Raising of Lazarus: early Christian ivory, Victoria & Albert Museum. © Lawrence Lew OP, 2008.
We can now note that Lazarus – Jesus’s friend whom he raised from the grave – lent his name to the only character in the parables who has a name. We hear how the dogs licked Lazarus’s sores, so it’s reasonable to conclude that he was leprous. That’s why he’s stuck outside the gate. Did Jesus name this leper ‘Lazarus’ as a clue to how the raising of Lazarus differs from his own resurrection? Look at what happened: first Jesus called Lazarus out of the tomb – the dead man’s house. Then Jesus tells people to ‘unbind’ or ‘undress’ Lazarus – free him from a dead man’s clothes. These are the two outer layers in the laws about leprosy. That, however, is where it stops – Lazarus is obviously not stripped of his skin when he’s raised from the dead!

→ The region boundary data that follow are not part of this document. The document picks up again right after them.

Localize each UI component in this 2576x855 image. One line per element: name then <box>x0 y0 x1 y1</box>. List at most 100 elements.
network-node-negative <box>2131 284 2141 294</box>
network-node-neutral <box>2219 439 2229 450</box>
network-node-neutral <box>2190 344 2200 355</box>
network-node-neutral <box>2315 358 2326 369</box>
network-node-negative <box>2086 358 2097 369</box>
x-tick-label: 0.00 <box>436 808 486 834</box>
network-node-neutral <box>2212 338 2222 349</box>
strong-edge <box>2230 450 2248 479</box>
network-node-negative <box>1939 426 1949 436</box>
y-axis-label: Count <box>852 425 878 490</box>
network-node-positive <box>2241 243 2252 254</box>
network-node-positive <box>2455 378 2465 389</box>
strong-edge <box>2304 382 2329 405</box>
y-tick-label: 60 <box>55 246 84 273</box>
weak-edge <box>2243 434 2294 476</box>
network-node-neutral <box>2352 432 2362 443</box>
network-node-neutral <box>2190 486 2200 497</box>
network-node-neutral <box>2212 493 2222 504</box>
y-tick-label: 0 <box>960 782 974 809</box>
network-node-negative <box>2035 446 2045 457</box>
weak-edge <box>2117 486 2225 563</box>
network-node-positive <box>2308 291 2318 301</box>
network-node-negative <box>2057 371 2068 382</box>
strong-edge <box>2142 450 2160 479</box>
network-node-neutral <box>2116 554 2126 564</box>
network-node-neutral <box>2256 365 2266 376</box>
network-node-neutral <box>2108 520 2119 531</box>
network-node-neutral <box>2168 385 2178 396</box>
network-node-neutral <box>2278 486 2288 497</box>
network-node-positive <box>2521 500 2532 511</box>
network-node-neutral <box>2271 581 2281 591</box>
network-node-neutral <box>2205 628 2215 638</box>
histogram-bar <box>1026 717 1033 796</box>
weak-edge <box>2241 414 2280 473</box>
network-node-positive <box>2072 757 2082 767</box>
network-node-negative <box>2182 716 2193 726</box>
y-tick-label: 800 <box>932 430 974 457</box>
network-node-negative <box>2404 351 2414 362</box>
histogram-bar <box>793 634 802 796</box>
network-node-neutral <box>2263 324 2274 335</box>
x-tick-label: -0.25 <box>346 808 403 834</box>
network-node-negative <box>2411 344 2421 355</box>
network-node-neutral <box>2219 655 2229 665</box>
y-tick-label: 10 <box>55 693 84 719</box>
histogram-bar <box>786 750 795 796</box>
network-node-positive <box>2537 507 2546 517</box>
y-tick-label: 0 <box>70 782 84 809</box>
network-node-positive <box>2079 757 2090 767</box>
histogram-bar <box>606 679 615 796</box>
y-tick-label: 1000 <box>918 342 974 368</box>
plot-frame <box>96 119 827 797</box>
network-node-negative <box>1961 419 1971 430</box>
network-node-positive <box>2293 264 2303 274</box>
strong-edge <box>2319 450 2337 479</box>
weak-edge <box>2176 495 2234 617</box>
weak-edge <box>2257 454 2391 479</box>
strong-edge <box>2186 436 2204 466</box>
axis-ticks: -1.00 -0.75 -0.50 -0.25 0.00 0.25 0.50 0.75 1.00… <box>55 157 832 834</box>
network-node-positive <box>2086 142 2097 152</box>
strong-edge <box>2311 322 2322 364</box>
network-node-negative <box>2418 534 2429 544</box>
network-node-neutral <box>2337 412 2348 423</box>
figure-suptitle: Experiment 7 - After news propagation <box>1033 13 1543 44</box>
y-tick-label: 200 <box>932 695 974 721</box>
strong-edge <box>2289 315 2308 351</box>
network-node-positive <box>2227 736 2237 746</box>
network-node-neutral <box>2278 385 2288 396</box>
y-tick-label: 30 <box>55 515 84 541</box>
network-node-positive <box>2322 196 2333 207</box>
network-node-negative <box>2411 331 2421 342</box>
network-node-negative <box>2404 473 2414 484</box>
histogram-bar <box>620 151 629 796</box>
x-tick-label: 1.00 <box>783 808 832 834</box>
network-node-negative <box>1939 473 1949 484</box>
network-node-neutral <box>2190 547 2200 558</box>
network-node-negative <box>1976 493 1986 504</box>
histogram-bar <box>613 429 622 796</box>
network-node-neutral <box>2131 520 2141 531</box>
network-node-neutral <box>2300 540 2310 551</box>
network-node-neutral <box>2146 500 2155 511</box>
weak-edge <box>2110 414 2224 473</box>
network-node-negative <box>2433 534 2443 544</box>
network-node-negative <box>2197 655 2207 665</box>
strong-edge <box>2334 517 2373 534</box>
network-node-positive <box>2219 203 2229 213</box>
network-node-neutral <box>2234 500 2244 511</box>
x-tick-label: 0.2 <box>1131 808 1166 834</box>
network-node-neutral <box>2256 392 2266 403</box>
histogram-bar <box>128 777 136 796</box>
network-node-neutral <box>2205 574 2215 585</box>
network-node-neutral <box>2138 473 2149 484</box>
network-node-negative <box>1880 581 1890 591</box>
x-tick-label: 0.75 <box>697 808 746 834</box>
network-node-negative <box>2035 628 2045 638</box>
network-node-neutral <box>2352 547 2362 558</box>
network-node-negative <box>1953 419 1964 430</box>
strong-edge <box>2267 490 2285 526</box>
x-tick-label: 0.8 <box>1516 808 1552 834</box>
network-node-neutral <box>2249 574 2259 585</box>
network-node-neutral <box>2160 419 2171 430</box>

We may contrast that with Jesus’s passion: taken out of the praetorium (Pilate’s house) and then stripped of his garments, Jesus is afterwards flogged, symbolically removing his skin too. This points to a distinction between Lazarus’s raising, when he is returned to normal physical life, and Jesus’s resurrection. There is clearly something unusual about Jesus’s risen body – recognisable and yet unrecognisable, still marked by the nails, still able to eat, yet passing through locked doors and appearing and disappearing at will. I suggested before that our skin makes us distinct – in our skins we are present in the world, but made present precisely by being limited: I am here in my cell writing this, so I cannot simultaneously be sunning myself on a Caribbean beach. With Jesus it is not so – he is truly and bodily present everywhere the Eucharist is celebrated, on every altar and in every tabernacle. His risen bodily presence is without limit, and this has been symbolised by his scourging, once we recognise the significance of that scourging in the light of the Levitical laws on leprosy.
So, do read the Bible, because it tells you your story; and it’s a revelation!